Бестселлер — страница 58 из 108

Ау, Женя! Нет, ты не матерись, Черноног. Тебя, подполковника, на Лубянке за что жучили? А за то, в частности, что ты, слушатель военной академии, притащил в общежитие конспект организации армии США. Должен был сдать тетрадочку в спецчасть, а ты – в общагу. Майор Сурский в Лефортове зубы-то и оскалил: ты, Черноног, хоть и был артиллерийским разведчиком, но оказался преступным ротозеем: по твоей, вражина, тетрадочке опытный шпион империализма легко установил бы, какие ихние секреты для нас не секреты. Понял?! Жень, а Жень, да они, может, и правы, а? И действительный статский советник Белецкий, давно расстрелянный, и майор Сурский, давно пенсионер.

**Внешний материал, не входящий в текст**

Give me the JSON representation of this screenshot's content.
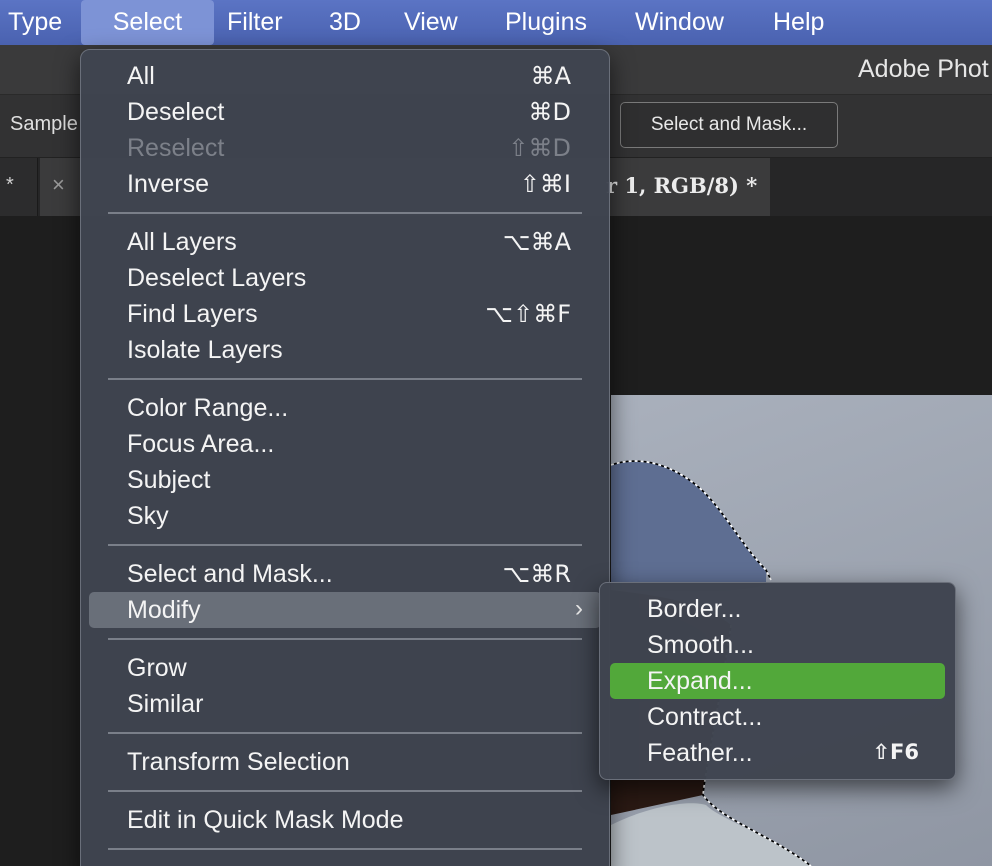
{
  "menubar": {
    "items": [
      "Type",
      "Select",
      "Filter",
      "3D",
      "View",
      "Plugins",
      "Window",
      "Help"
    ],
    "active": "Select"
  },
  "app": {
    "title": "Adobe Phot",
    "options_label": "Sample",
    "select_and_mask_button": "Select and Mask...",
    "tab_left_marker": "*",
    "tab_close": "×",
    "tab_title": "r 1, RGB/8) *"
  },
  "menu": {
    "items": [
      {
        "label": "All",
        "shortcut": "⌘A"
      },
      {
        "label": "Deselect",
        "shortcut": "⌘D"
      },
      {
        "label": "Reselect",
        "shortcut": "⇧⌘D",
        "disabled": true
      },
      {
        "label": "Inverse",
        "shortcut": "⇧⌘I"
      },
      {
        "label": "All Layers",
        "shortcut": "⌥⌘A"
      },
      {
        "label": "Deselect Layers",
        "shortcut": ""
      },
      {
        "label": "Find Layers",
        "shortcut": "⌥⇧⌘F"
      },
      {
        "label": "Isolate Layers",
        "shortcut": ""
      },
      {
        "label": "Color Range...",
        "shortcut": ""
      },
      {
        "label": "Focus Area...",
        "shortcut": ""
      },
      {
        "label": "Subject",
        "shortcut": ""
      },
      {
        "label": "Sky",
        "shortcut": ""
      },
      {
        "label": "Select and Mask...",
        "shortcut": "⌥⌘R"
      },
      {
        "label": "Modify",
        "shortcut": "",
        "submenu": true,
        "highlighted": true
      },
      {
        "label": "Grow",
        "shortcut": ""
      },
      {
        "label": "Similar",
        "shortcut": ""
      },
      {
        "label": "Transform Selection",
        "shortcut": ""
      },
      {
        "label": "Edit in Quick Mask Mode",
        "shortcut": ""
      }
    ],
    "submenu_chevron": "›"
  },
  "submenu": {
    "items": [
      {
        "label": "Border...",
        "shortcut": ""
      },
      {
        "label": "Smooth...",
        "shortcut": ""
      },
      {
        "label": "Expand...",
        "shortcut": "",
        "selected": true
      },
      {
        "label": "Contract...",
        "shortcut": ""
      },
      {
        "label": "Feather...",
        "shortcut": "⇧F6"
      }
    ]
  },
  "colors": {
    "menubar": "#4a62b0",
    "menu_bg": "#3f4450",
    "submenu_selection": "#52a83a"
  }
}
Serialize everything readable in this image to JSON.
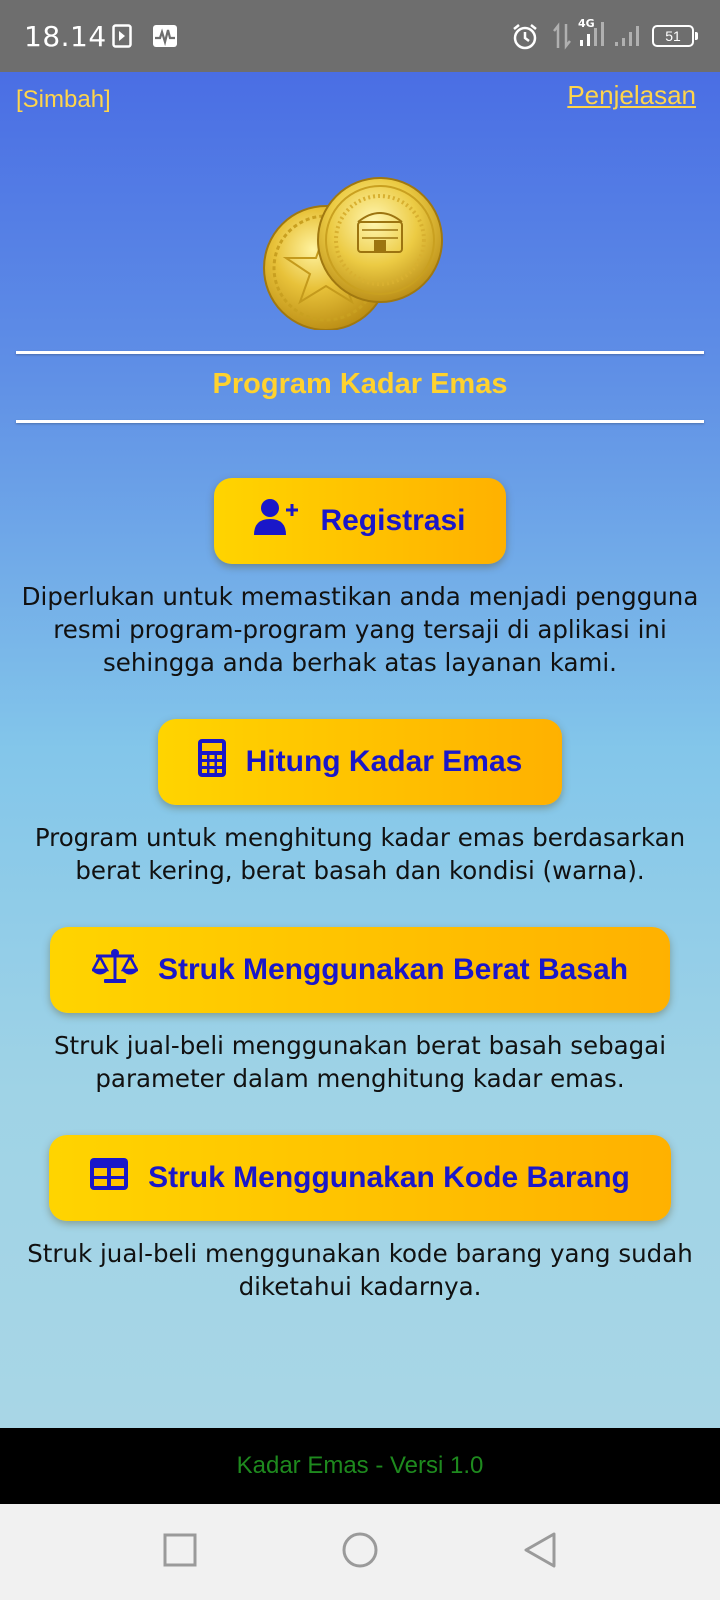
{
  "status_bar": {
    "time": "18.14",
    "network": "4G",
    "battery": "51",
    "icons": [
      "play-notification-icon",
      "activity-icon",
      "alarm-icon",
      "data-arrows-icon",
      "signal-icon",
      "signal-icon",
      "battery-icon"
    ]
  },
  "header": {
    "left_link": "[Simbah]",
    "right_link": "Penjelasan"
  },
  "title": "Program Kadar Emas",
  "sections": [
    {
      "button_label": "Registrasi",
      "icon": "user-plus-icon",
      "description": "Diperlukan untuk memastikan anda menjadi pengguna resmi program-program yang tersaji di aplikasi ini sehingga anda berhak atas layanan kami."
    },
    {
      "button_label": "Hitung Kadar Emas",
      "icon": "calculator-icon",
      "description": "Program untuk menghitung kadar emas berdasarkan berat kering, berat basah dan kondisi (warna)."
    },
    {
      "button_label": "Struk Menggunakan Berat Basah",
      "icon": "balance-scale-icon",
      "description": "Struk jual-beli menggunakan berat basah sebagai parameter dalam menghitung kadar emas."
    },
    {
      "button_label": "Struk Menggunakan Kode Barang",
      "icon": "table-icon",
      "description": "Struk jual-beli menggunakan kode barang yang sudah diketahui kadarnya."
    }
  ],
  "footer": "Kadar Emas - Versi 1.0",
  "colors": {
    "accent_text": "#ffd54a",
    "button_text": "#1a17c9",
    "button_gradient_start": "#ffd400",
    "button_gradient_end": "#ffb100",
    "footer_text": "#1e8a1e"
  }
}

В отношении Белецкого к Бурцеву замечаешь то, чего в отношении белобрысого майора к чернявому подполковнику и в микроскоп не разглядишь. Первый уважал горячего, сильного пропагандиста войны до победного конца. Второй не уважал офицера, увенчанного победой. Сурский и его сотоварищи, готовые ежечасно грызть друг другу глотку, все эти героизмы-патриотизмы славословили вслух яко массовые. Втайне же полагали благим воздействием на массы– штрафбатов, заградотрядов, трибуналов. Звучал, но под сурдинку, и мотив самооправдательный: вот ты там был, а сука; я там не был, но честный защитник отечества.

Освобождение Бурцева из Туруханки, а тамошних «пораженцев» от Бурцева подвигло Степана Петровича на хлопоты о постоянном его петроградском проживании. Противились не участковые и даже не генералы известного значения, нет, председатель всех министров. А Белецкий не осекся, не проглотил язык. Вместе с тем, нечего греха таить, ежели грехом считать прямое исполнение служебных обязанностей, вместе с тем Белецкий, продолжая хлопоты, в параллель с ними установил всепроникающее наблюдение за давним недругом царя и государева правительства. Особенно интересовало Белецкого, кто, какие круги финансируют Бурцева. Собственно, задавался он той же задачей, какой задавался Бурцев, присматриваясь к Пломбированному.

Теперь, в Крестах, Степан Петрович не ждал милостей от ленинцев. От «временных», глядишь бы, и дождался. И «материал» не тот, и Владимир Львович стучался во все двери: отпустите обезвреженных, отстраненных клевретов старого режима; не пятнайте их мученичеством, их кровью освобождение и обновление России. Да уж, из Смольного не ждал он освобождения от Крестов.

И нередко очень и очень жалостливо на это сетовал. Лицо жухлое, в какой-то маслящейся желтизне; короткие, словно подрубленные, пальцы бегали по краю простыни, обирали край простыни; говорил он глуховато, бархатисто, скоро, с мягким южным «г».

Два сюжета избегал Белецкий решительно.

Первый соотносился с агентами сверхсекретными. С такими, как Малиновский, имел он личные ресторанные свидания в отдельных кабинетах, убранных плюшем и бронзой. Теперь, открывая многие карты, Степан Петрович приберегал козырные. У него теплилась надежда выдачей козыря или козырей сохранить свою жизнь.

Второе, о чем избегал говорить бывший директор Департамента полиции, сенатор, товарищ министра внутренних дел, так это о черной сотне и деле еврея Бейлиса, обвиненного в ритуальном убийстве. Подобно многим уроженцам Юга, черты оседлости, малороссиянин Белецкий был юдофобом, куда более стойким, нежели многие северяне, не живавшие в черте оседлости. Его природное чувство неприятия и ненависти подпитывалось соображениями умственными, государственными. Он поддерживал Союз русского народа, имел и жетон члена этого союза, делопроизводство, архив и знамена которого находились в Басковом переулке. Между прочим его, Белецкого, департамент содействовал обустройству штаб-квартиры Союза точь-в-точь так же, как КГБ обустройству общества «Память» в квартире фотографа, умеющего и фотографировать, и позировать.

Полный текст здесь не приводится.